The answer appears to be the cultural elite who keep getting free speech wrong – and not just in the media. We have seen political correctness expand into stultifying speech codes on college campuses, pushed by progressive groups and enabled by administrators that have made a mockery out of higher education. That cone of silence has begun to extend into politics in general, ironically as more and more activists demand “conversations” on controversial topics but then demand that the opposing side be silenced or forced into byzantine processes to avoid “triggers.”
All of this amounts to an attempt to control the political sphere by either silencing dissent or demonizing it as “bullying,” “bigoted,” and worse. The same applies in other First Amendment freedoms as well, especially the freedom of religious expression. The same pattern holds when people wish to live their faith in the entirety of their lives. Whether it comes from the government in contraception mandates or forced participation in same-sex marriage events, the media and political elites have decided that the liberty guaranteed in plain English in the Constitution no longer applies – as long as they can redefine the language to suit their purposes.
So far, the most tenacious pushback to this trend has been conducted by GamerGate.

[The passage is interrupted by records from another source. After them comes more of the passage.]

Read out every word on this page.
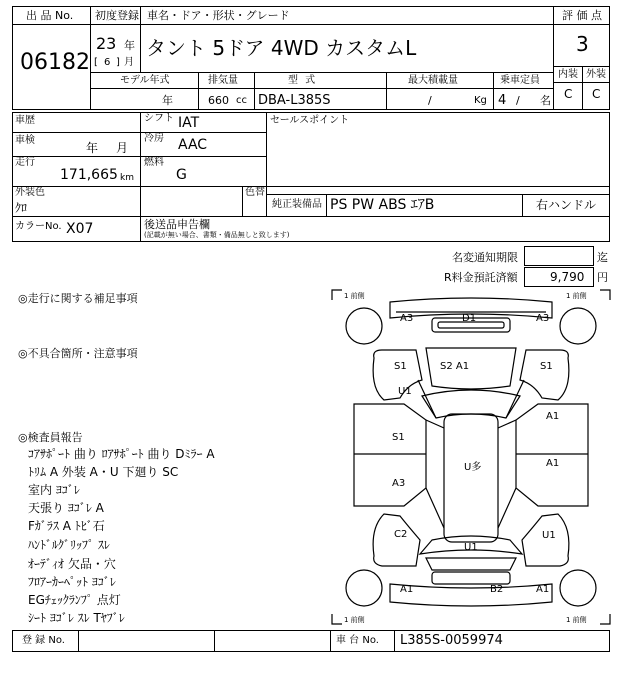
出 品 No.
06182
初度登録 車名・ドア・形状・グレード
23 年
[ 6 ] 月
タント 5ドア 4WD カスタムL
評 価 点
3
内装 外装
C C
モデル年式	排気量	型 式	最大積載量	乗車定員
年	660 cc DBA-L385S	/	Kg 4 / 名
車歴	シフト IAT
車検
年 月
冷房 AAC
走行
171,665 km
燃料
G
セールスポイント
外装色
ｸﾛ
色替
純正装備品 PS PW ABS ｴｱB	右ハンドル
カラーNo. X07	後送品申告欄
(記載が無い場合、書類・備品無しと致します)
名変通知期限	迄
R料金預託済額	9,790 円
◎走行に関する補足事項
◎不具合箇所・注意事項
◎検査員報告
ｺｱｻﾎﾟｰﾄ 曲り ﾛｱｻﾎﾟｰﾄ 曲り Dﾐﾗｰ A
ﾄﾘﾑ A 外装 A・U 下廻り SC
室内 ﾖｺﾞﾚ
天張り ﾖｺﾞﾚ A
Fｶﾞﾗｽ A ﾄﾋﾞ石
ﾊﾝﾄﾞﾙｸﾞﾘｯﾌﾟ ｽﾚ
ｵｰﾃﾞｨｵ 欠品・穴
ﾌﾛｱｰｶｰﾍﾟｯﾄ ﾖｺﾞﾚ
EGﾁｪｯｸﾗﾝﾌﾟ 点灯
ｼｰﾄ ﾖｺﾞﾚ ｽﾚ Tﾔﾌﾞﾚ
1 前側	1 前側
1 前側	1 前側
A3	D1	A3
S1	S2 A1	S1
U1
S1
A1
U多	A1
A3
C2
U1
U1
A1	B2	A1
登 録 No.	車 台 No. L385S-0059974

The rest of the country had better wake up to the threat soon.
Update: Not necessarily connected but definitely a must-read from Erik Wemple, the Washington Post’s media critic, “The week that cable news failed free expression“:
In January, terrorists carried out a massacre of the Paris offices of Charlie Hebdo magazine, a publication that had compiled a record of depicting Muhammad in satirical ways. The attack, per force, elevated the newsworthiness of those cartoons: There was no way to fully understand the alleged motivations of the attackers without sampling the drawings that had placed a target on the magazine.
Yet the American media folded into a crouch of cowardice and rationalization. The Associated Press’s statement said it would “refrain from moving deliberately provocative images.” The major networks stayed away from the pictures, and the cable networks followed suit, for the most part, with Fox News showing glimpses here and there. CNN said it was withholding the images as a measure to protect its personnel in overseas hotspots. (In the immediate aftermath of the attack, The Washington Post’s news side didn’t traffic in the images, though the editorial side published one on its op-ed page.)
At the time, those decisions appeared isolated to the news event at hand. They now loom as something far more significant. A judgment has emerged that preaches compliance with the notion that this particular form of expression means you’re asking for it. That viewpoint has trickled down from the bosses of these news organizations into the coverage, as Geller has discovered. Once the media draws a line, it’s tough to undraw.
Especially when it suits other purposes.